Guide to Polishing Crystals

By Joel Strand

Materials:

Crystal

Tweezers

Coverslip

Polyamide

Razor blade

Sandpaper disks (I use 200 and 600 grit)

Lapping films (I use 1micron and 0.1micron)

If your sample is small, or if you want to polish an edge of a rectangular crystal or polish at a non-90 degree angle, mount it on a coverslip first. Place a coverslip on the hotplate under the microscope in 316. Put a drop of polyamide in a corner of the coverslip, and place your sample in the drop. Align it with the edge of the coverslip and remember that the inside edge is what will get polished. Cure the polyamide at 45 degrees for 10 minutes, then ramp it up to 80 degrees for 10 minutes.

Now take your sample and materials down to the sample preparation room in the basement. It may take some searching, but you should be able to find a hand-polisher with three Teflon capped micrometers, a sample puck that screws into the polisher, some crystalbond, and a glass plate on the bench.

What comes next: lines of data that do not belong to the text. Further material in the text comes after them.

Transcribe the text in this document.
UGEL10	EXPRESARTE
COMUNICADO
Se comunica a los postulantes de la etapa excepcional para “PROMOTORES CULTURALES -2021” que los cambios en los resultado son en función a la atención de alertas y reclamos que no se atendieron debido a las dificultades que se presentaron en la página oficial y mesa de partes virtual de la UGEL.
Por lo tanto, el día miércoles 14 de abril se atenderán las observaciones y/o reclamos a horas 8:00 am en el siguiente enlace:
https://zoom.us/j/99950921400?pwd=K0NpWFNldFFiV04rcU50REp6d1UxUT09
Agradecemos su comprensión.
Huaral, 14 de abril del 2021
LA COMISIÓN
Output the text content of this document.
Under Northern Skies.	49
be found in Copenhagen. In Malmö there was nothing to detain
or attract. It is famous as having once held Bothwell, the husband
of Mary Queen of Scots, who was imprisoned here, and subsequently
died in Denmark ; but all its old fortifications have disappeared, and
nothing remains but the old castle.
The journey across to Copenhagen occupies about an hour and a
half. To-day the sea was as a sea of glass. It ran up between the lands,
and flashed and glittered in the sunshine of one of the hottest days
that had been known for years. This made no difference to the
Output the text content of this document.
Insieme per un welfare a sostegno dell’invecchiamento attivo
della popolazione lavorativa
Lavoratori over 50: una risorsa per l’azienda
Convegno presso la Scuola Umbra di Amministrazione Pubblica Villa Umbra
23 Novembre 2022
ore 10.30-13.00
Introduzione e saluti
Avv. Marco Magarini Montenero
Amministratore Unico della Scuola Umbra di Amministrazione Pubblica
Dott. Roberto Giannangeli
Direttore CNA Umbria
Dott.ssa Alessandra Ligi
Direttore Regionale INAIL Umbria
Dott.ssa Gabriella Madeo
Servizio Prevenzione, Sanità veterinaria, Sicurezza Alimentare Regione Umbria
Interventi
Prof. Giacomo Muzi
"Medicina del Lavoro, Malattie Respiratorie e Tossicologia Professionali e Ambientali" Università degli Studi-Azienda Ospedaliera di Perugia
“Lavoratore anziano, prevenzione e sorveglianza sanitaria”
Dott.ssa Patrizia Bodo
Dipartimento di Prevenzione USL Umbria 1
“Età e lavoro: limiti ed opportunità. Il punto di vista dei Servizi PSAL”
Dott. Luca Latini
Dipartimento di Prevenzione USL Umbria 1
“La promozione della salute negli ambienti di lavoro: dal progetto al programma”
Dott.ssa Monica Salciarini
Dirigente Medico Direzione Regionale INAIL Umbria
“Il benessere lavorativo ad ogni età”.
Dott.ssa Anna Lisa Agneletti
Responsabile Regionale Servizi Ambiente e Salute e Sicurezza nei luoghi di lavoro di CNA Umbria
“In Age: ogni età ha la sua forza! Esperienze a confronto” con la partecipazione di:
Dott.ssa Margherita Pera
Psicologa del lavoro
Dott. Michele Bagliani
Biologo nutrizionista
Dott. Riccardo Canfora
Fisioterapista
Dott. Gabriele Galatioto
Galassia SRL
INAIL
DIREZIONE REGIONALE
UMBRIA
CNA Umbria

Put the puck on the hotplate (there should be an aluminum block it fits in) and place some crystalbond on top to melt. Once the crystalbond is gooey, push the coverslip in edgewise, so that it is standing vertical (it won’t stand on its own yet, though) and press the crystalbond up around it with the side of a razorblade so that the sample is surrounded. Use short, quick touches of the razorblade because while crystalbond won’t stick to cold metal, as soon as the blade heats up, it will start sticking and make accurate control very difficult. Take the puck off with the tongs that should be nearby, and adjust the coverslip with your finger to keep it vertical until the crystalbond hardens and holds it in place. The excess glass of the coverslip that sticks above the crystalbond should snap off very easily between your fingers, and can be thrown in the sharps container.

Now get out the coarsest sandpaper you have and put some water on top for lubrication and to remove the sanded particles. You can start using the polisher from this point on, if you want, but I usually start by just holding the puck in my hand and rubbing it around to quickly get through the several millimeters of crystalbond above the sample, since the polisher goes in very small increments. When you can see that you’re getting close to the sample, switch to the polisher. Screw the puck into the hole, and adjust the three micrometers so that the Teflon caps are above the top of your sample. Use the little round glass bubble level to level out the polisher. Once you’ve leveled it, start twisting the micrometers by equal increments until the caps are level with the top of the sample. You know you’ve reached the top when you place the polisher on the glass plate and it can rock around rather than being totally stable.

Polishing works best if you don’t expose more than about 5 microns with coarse sandpaper, and about a micron with fine sandpaper and lapping films. A figure eight pattern of polishing works the best, and don’t press down on the polisher. Let the weight of it do the work for you, and just slide it around. After you can feel that the polisher has leveled out, and most of the polishing is done, you can apply some pressure to make sure everything is evenly polished.

There is a microscope with a long field of focus that you can use to check your progress. When you’re done with a level of sandpaper, rinse off the disk into the tub in the sink (not the drain, that much grit will accumulate in the pipes) and blow dry the disk with the nitrogen hose. Make sure to wipe off the polisher, the sample, and the Teflon caps before using a finer grit, so that you don’t transfer large particles that will ruin the sandpaper or lapping film.

To use the lapping films, make sure the glass plate is clean, then put some water on top and gently place the lapping film on top of the water so that there are no air bubbles underneath. Once the film is in place, put some more water on top for lubrication, and polish just as you did with the sandpaper. Clean off the lapping films by gently patting them dry with kimwipes when you’re done.

When you’ve finished polishing to your heart’s content, you can put the puck back on the hotplate, remove your sample and the leftover crystalbond, and go extract your sample by soaking it in acetone.